Наутро вся долина укрылась белым, еще тонким одеялом первого снега. В этом году слишком рано, но урожай крестьяне собрать успели. Ранние заморозки уже не могли испортить веселье на предстоящем празднике солнечных богов и духов плодородия. Проснулся – и сразу же насторожился, оттого что почувствовал в комнате чье-то присутствие. Это старшая жена Самата, стараясь остаться незамеченной и тихой, пришла, чтобы развести огонь в очаге. Себя я обнаружил укрытым дорогой шубой из великолепного белого меха горного волка. В голове немного шумело, но чувствовал себя неплохо. Женщина увидела, что я проснулся, и немного смутилась.
– Простите господин, что разбудила вас, на улице такой холод, что мне пришлось развести огонь. Попробуйте еще уснуть, час ранний…

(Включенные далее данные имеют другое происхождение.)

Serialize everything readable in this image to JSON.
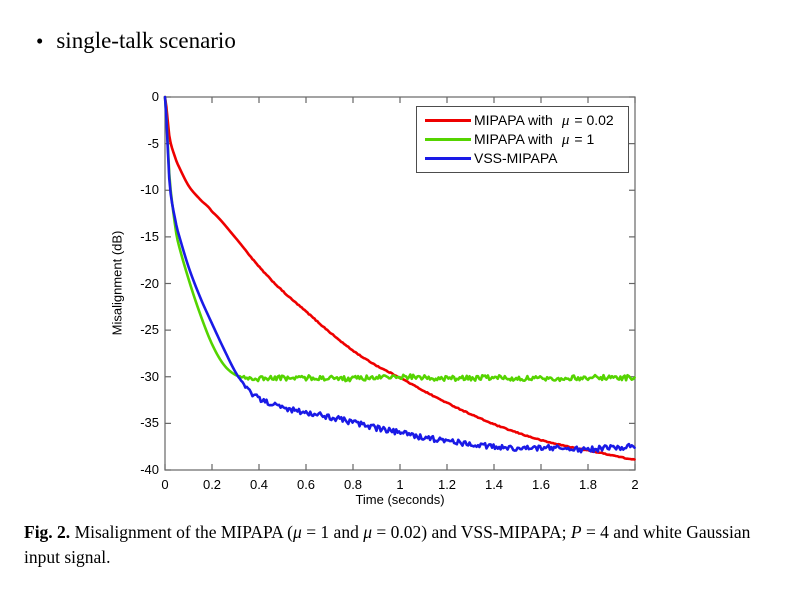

– Не беспокойся. Я уже не хочу спать.
– Принести вам что-нибудь?
– Нет.
Ночью я долго ходил по городу от одного дома к другому. Как и обычно, уже за полночь, я навестил особняк старосты. Пробыл у него часа два, а потом вместе с ним отправился проверять караулы на городских воротах. Капитаны и прочие вояки помельче в эту ночь получили от меня хороший нагоняй и, наверное, до утра не могли со всем этим разобраться. Если учесть тот факт, что, сидя с Саматом, выпить мало не получается, то у военных и чиновников сейчас трясутся поджилки. Они как казни ожидают моего нового появления. А я вот возьму и не появлюсь.
Пусть боятся. Когда тебя боятся и ненавидят чиновники, опасайся предательства. Когда тебя ненавидят рабочие и крестьяне, берегись бунта. Крестьяне меня терпели и побаивались. Чиновники боялись откровенно, но раболепно прогибались только те, которые были поставлены моим старшим братом. Великим князем Виктором. Правда, не припомню я что-то за ним подвига, чтобы он стал вдруг великим. Да, случился один мелкий конфликт. Раскрыл он как-то заговор во главе со своим дядей. Лютовал, бесился и зверствовал. Тем не менее теперь в его титуле употреблялось слово «великий», и горе тому, кто забывал присовокупить его к имени князя, – гвардейцы неусыпно следили за этим.